Using Gradient Amplitude Information


Gradient image

The Sobel operator gives an estimate of the change of intensity at a given pixel in relation to it's neighbors. This number is usually high at the edges where intensity values jump from a low value to a high value or vice versa. By applying a thresold on this gradient information, a binary image containing edges can be extracted. Unfortunately this has the side effect of showing edges that we (humans) may not perceive as edges or boundaries. The examples below illustrate this problem.



Examples of Gradient Thresholding:


lax.pgm (original image)

threshold = 8

threshold = 15

threshold = 30

We would expect only the buildings to produce edges, but in the image, we see a lot of stray edges due to local high gradients in those places.
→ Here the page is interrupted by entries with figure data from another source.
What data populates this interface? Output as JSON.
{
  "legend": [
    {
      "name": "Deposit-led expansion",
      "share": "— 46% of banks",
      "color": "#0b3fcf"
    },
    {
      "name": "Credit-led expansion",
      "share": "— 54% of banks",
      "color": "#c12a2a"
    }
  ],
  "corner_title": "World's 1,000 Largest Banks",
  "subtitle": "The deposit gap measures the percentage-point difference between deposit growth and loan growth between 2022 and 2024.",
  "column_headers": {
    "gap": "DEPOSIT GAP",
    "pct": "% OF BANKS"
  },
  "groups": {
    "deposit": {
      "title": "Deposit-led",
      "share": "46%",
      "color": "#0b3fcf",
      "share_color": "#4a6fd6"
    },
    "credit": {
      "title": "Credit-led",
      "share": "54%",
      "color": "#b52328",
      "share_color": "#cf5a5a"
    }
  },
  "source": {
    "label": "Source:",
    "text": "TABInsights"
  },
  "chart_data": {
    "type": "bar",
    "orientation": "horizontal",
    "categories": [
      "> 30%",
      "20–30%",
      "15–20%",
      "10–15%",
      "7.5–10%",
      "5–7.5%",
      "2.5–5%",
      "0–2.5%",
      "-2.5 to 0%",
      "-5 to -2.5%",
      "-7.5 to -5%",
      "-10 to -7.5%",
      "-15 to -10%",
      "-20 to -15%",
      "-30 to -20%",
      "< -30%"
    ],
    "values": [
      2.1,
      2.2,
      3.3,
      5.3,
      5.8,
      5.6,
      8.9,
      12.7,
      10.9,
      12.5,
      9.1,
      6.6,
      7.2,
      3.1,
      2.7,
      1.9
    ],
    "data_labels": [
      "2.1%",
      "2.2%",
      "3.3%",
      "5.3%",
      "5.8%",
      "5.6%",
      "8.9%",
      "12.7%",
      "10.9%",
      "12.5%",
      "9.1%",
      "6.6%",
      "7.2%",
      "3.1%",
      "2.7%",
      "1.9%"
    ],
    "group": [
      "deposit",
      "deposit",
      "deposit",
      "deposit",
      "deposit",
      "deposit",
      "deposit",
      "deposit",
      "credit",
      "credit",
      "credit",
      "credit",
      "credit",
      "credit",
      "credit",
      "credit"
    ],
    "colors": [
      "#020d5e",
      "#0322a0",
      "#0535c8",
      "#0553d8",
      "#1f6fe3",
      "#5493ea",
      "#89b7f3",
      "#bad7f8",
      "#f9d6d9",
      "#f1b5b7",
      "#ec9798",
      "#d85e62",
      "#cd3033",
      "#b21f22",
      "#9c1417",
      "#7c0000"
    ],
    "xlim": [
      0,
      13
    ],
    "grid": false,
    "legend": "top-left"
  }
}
Using Gradient Amplitude and Direction Information

The direction of an edge can be computed from the gradients in the x and y directions:
angle = tan-1(dy/dx)
In images with some known information, for example: the orientation of buildings in lax.pgm, the direction component can be used to pick out edges of just those structures. One must take into account the crude angle measurement obtained from the Sobel operator and implement a tolerance range. In my case this was set to +/- 10 degrees.


threshold = 10, direction = 10

threshold = 10, direction = 100


Ways to improve results

Smoothing can be used as a preprocessor for edge detection. It results in fewer stray edges and generally less of small edges. This is because smoothing eliminates noise and other small regions that do not contribute to the edges. The result is a clearer image showing only the prominent edges. Shown below are the results of edge detection after a) a low pass filter was applied, b) Gaussian Smoothing was performed.


lax.pgm (original image)

Low Pass filter

threshold = 10

lax.pgm (original image)

Gaussian smoothing

threshold = 10


Conclusion:

Although the Sobel operator provides a simple way to perform edge detection, it lacks the "intelligence" to work well on images with different characteristics (eg. light intensity). The user has to experiment with different thresholds in order to come up with an acceptable result. There may be other algorithms better suited for this task.